An important limitation of the present study, and studies on PSMA PET for BCR in general, is the lack of histopathologic confirmation of PET results [8, 12, 30]. PSMA PET-detected lesions are often smaller than 1 cm, making biopsy procedures difficult and burdensome for patients. In our study, histologic confirmation of PET findings (CT-guided biopsy, lymph node dissection, prostate biopsy) had been performed in only 15 of our patients, although follow-up of patients from outside our PET centres was often lacking. In 12 of these patients (80%), the malignant nature of detected lesions was confirmed. Overall, these numbers are insufficient to assess the extent of false-positive outcomes (the specificity) in our study. High specificity of PSMA PET has been demonstrated in primary PCa patients, however, where imaging findings can be correlated to histopathology from lymph node dissection (96% specificity with 68Ga-PSMA [30]; 96–99% specificity with 18F-DCFPyL [31]). We were also unable to evaluate the sensitivity of 18F-DCFPyL on a lesion basis, since the true number of PCa metastases remains unknown. PET is inherently limited by its image resolution to the detection of small metastases (<2–4 mm). We should therefore assume that 18F-DCFPyL PET/CT still underestimates the extent of disease.
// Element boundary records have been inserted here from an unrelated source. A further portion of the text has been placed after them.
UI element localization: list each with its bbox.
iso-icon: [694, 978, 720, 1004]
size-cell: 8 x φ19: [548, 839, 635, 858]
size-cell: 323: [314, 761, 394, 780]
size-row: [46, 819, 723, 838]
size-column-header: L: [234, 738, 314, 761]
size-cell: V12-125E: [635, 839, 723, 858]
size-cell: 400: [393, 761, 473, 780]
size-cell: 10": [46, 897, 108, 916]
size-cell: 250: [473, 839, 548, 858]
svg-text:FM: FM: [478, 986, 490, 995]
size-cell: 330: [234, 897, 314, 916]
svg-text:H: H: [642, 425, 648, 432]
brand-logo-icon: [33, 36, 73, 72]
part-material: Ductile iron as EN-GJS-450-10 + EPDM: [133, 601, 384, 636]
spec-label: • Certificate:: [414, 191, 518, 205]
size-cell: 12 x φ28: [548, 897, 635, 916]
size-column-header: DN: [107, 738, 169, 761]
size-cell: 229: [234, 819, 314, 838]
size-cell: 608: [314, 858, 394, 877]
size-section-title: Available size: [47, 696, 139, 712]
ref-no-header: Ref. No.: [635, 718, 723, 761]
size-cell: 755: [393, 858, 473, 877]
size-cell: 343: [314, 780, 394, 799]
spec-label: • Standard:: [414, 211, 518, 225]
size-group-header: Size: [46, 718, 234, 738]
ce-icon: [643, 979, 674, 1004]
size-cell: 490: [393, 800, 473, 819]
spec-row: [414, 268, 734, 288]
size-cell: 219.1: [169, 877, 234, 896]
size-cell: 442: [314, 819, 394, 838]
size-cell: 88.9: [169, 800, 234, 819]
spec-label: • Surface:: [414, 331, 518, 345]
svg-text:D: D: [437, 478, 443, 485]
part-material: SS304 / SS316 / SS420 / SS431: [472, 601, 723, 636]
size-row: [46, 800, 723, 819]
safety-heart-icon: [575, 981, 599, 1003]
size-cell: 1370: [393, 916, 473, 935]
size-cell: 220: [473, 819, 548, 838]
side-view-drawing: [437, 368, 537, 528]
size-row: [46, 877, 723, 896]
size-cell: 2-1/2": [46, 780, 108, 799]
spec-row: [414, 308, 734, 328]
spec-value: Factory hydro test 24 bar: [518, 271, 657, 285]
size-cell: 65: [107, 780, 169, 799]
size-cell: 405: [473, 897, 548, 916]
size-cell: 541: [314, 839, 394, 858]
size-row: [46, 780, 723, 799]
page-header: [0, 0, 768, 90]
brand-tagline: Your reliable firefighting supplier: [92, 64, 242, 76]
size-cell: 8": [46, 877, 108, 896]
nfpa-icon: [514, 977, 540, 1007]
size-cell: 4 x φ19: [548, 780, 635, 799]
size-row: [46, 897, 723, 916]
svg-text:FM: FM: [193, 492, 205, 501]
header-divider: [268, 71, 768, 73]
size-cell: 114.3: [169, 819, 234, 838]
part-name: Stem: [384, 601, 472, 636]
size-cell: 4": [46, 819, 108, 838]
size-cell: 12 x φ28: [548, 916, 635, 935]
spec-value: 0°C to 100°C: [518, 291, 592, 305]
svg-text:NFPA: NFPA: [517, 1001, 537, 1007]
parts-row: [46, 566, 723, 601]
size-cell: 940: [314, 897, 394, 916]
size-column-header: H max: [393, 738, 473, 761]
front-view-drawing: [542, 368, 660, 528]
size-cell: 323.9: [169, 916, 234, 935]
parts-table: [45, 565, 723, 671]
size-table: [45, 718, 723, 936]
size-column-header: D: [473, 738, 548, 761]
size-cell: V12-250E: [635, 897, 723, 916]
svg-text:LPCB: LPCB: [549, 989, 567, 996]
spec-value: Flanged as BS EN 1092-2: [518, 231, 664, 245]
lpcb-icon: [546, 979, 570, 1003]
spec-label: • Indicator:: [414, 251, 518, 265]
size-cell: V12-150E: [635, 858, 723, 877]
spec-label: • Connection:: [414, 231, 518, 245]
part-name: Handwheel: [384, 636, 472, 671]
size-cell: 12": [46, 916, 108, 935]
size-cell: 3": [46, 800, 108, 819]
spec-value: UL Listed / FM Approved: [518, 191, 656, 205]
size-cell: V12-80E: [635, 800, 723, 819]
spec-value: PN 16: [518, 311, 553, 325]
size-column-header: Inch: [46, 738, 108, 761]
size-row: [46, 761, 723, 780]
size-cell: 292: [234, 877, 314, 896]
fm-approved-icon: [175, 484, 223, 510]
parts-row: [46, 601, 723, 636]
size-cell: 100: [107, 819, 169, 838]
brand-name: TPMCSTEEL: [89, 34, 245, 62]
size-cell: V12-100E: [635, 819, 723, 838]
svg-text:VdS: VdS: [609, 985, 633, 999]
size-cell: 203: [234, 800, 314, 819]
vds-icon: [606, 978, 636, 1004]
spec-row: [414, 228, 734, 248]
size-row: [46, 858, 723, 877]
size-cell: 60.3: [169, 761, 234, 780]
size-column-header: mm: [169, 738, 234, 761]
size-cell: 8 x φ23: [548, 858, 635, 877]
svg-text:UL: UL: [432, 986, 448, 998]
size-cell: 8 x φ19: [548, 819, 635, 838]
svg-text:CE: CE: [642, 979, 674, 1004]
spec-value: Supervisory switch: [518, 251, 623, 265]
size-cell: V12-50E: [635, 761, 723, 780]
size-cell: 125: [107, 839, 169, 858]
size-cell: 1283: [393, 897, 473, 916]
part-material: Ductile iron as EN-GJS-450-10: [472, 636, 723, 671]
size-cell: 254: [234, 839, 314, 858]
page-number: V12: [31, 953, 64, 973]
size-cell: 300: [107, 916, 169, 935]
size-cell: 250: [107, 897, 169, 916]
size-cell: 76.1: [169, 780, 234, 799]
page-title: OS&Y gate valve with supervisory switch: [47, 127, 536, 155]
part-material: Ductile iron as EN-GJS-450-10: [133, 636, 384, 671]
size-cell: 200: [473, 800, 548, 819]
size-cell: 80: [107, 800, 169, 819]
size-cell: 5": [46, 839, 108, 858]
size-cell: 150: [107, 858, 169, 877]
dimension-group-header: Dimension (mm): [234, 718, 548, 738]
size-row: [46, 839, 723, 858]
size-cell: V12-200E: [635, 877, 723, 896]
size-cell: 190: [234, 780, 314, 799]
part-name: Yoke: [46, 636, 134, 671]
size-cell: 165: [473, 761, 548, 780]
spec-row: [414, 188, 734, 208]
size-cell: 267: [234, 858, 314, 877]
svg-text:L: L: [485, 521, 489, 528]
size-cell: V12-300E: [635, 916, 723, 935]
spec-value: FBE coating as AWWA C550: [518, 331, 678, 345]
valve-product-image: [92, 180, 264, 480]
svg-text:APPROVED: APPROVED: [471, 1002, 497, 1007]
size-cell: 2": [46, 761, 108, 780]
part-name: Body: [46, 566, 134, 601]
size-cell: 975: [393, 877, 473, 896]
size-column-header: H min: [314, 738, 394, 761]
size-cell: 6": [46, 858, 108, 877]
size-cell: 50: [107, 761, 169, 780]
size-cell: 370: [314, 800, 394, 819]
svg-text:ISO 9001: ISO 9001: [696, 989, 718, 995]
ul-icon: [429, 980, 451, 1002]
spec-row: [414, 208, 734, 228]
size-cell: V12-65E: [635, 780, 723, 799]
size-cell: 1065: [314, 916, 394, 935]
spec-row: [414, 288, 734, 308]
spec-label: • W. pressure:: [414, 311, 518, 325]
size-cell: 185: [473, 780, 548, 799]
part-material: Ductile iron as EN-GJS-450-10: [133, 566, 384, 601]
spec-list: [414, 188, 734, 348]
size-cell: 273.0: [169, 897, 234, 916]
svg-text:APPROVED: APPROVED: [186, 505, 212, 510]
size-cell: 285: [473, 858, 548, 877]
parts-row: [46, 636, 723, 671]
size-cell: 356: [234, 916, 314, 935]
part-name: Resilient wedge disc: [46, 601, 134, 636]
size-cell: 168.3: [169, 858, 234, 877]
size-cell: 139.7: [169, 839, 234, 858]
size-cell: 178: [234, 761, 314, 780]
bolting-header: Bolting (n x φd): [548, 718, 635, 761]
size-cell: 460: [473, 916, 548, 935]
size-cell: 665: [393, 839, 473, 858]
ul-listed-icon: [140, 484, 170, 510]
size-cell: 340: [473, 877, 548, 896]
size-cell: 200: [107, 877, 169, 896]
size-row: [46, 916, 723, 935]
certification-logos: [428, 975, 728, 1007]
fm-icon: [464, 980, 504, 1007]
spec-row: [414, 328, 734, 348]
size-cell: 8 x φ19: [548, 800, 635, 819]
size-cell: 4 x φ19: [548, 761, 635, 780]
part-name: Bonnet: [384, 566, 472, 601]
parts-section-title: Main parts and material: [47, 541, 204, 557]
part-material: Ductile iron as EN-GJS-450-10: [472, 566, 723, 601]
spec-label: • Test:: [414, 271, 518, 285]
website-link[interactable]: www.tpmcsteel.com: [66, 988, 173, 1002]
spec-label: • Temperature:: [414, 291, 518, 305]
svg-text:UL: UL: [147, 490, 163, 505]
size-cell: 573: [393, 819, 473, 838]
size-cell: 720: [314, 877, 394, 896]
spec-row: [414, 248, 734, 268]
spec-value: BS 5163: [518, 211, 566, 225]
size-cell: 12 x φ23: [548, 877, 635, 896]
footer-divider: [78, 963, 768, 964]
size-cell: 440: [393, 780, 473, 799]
Clinically, it is important to realise that improved detection of metastases is only of benefit to patients if followed by appropriate, proven-effective therapeutic strategies. The identification of additional metastases may delay treatment of local recurrences, trigger metastasis-directed treatment, or result in initiation of systemic therapy. None of the clinical outcomes of these (PSMA PET-based) decisions have yet been sufficiently studied in clinical trials [3, 29, 32].